전북대학교
RESEARCH
Our lab studies LRG1 (Leucine-rich α-2-glycoprotein 1), a multifunctional protein involved in various physiological and pathological processes.
We investigate how LRG1 contributes to:
- Cancer progression through modulation of inflammation, EMT, and angiogenesis
- Metabolic disease via regulation of adipose tissue inflammation and remodeling
- Fibrosis by promoting fibroblast-to-myofibroblast differentiation and ECM production
In particular, we focus on LRG1’s role in inflammatory signaling and fibrotic pathways in the tumor microenvironment and metabolic tissues, aiming to uncover novel therapeutic targets for cancer and metabolic disorders.

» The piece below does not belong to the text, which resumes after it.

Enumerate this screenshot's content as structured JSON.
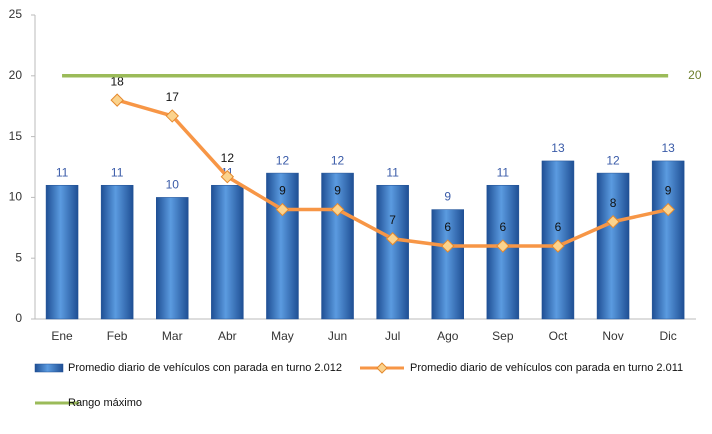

•LRG1– adhesion GPCR Signaling in Pancreatic Cancer Fibrosis
We investigate a TGF-β-independent mechanism of pancreatic stellate cell (PSC) activation mediated by Leucine-rich α-2-glycoprotein 1 (LRG1) interacting with the adhesion GPCR. Our goal is to define the fibrogenic role of the LRG1–LPHN2 axis in the pancreatic tumor microenvironment and to develop therapeutic strategies that disrupt this signaling to reduce fibrosis and improve treatment outcomes.
Exploring alternative splicing of GPCR transcripts, focusing on LPHN2 variants specifically expressed in pathological fibrosis conditions. Identifying exon skipping events and regulatory splicing motifs, and developing antisense oligonucleotide (ASO)-based therapeutic interventions to restore normal GPCR splicing patterns.
We develop quantum dot-based nanomedical platforms conjugated with pancreatic cancer-specific antibodies and peptides.
These complexes enable:
- In vivo optical imaging: Precise visualization of pancreatic tumors through specific targeting.
- Photothermal therapy: Effective ablation of pancreatic cancer cells by converting near-infrared light into therapeutic heat.
Our research aims to advance personalized cancer diagnostics and treatment using state-of-the-art nanotechnologies.